Weniger Inkontinenz-Episoden
Daran hatten mehr als 1100 Patienten teilgenommen, die nicht oder unzureichend auf Anticholinergika angesprochen hatten. Sie klagten über durchschnittlich fünf Inkontinenz-Episoden pro Tag. Diese reduzierten sich im Mittel um 2,8 Episoden pro Tag, 27,1 Prozent der Teilnehmer wurden vollständig kontinent. Zum Vergleich: Unter Placebo waren es 8,4 Prozent. Auch die Drangepisoden verringerten sich um 3,3 Episoden pro Tag, die Miktionsfrequenz ging signifikant zurück. Die Wirkung hielt etwa sechs Monate an. Allerdings traten bei jedem vierten Patienten Harnwegsinfekte auf, Dysurie bei jedem zehnten. Selbstkatheterismus war bei 6,5 Prozent der Studienteilnehmer postoperativ erforderlich, bei 2,7 Prozent für mehr als zwölf Wochen.
Die Wirksamkeit der Botulinumtoxin-Behandlung ist unabhängig davon, wie viele Anticholinergika die Patienten vorher bereits genommen haben. Aus einer Langzeitstudie über drei Jahre mit über 800 Patienten, überwiegend Frauen, geht hervor, dass auch nach bis zu sechs Behandlungszyklen mit konsistenten Effekten und einer verbesserten Lebensqualität gerechnet werden kann (J Urol 2016; 196(3): 791-800). Allerdings hatte fast die Hälfte der Teilnehmer die Studie im Laufe der Zeit abgebrochen, ohne dass es dafür gesicherte Erklärungen gab. Denn nur wenige Teilnehmer beklagten einen Mangel an Wirksamkeit oder unerwünschte Wirkungen.
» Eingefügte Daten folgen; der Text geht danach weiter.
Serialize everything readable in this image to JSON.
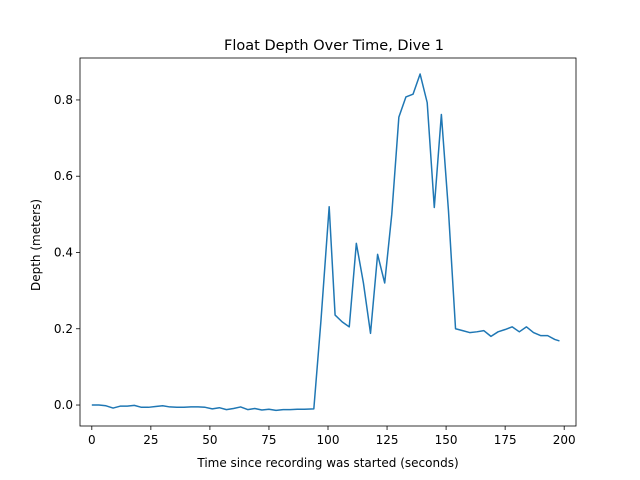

Die gepoolte Analyse zweier Phase-III-Studien bestätigte bisherige Erkenntnisse: Bei etwa 60 Prozent der Botulinumtoxin-A-behandelten Patienten kann mit einer mehr als 50-prozentigen Reduktion der Inkontinenz-Episoden gerechnet werden, die Drangepisoden gehen um durchschnittlich drei bis vier pro Tag zurück (Int J Clin Pract 2014; 68(10): 1246-1256).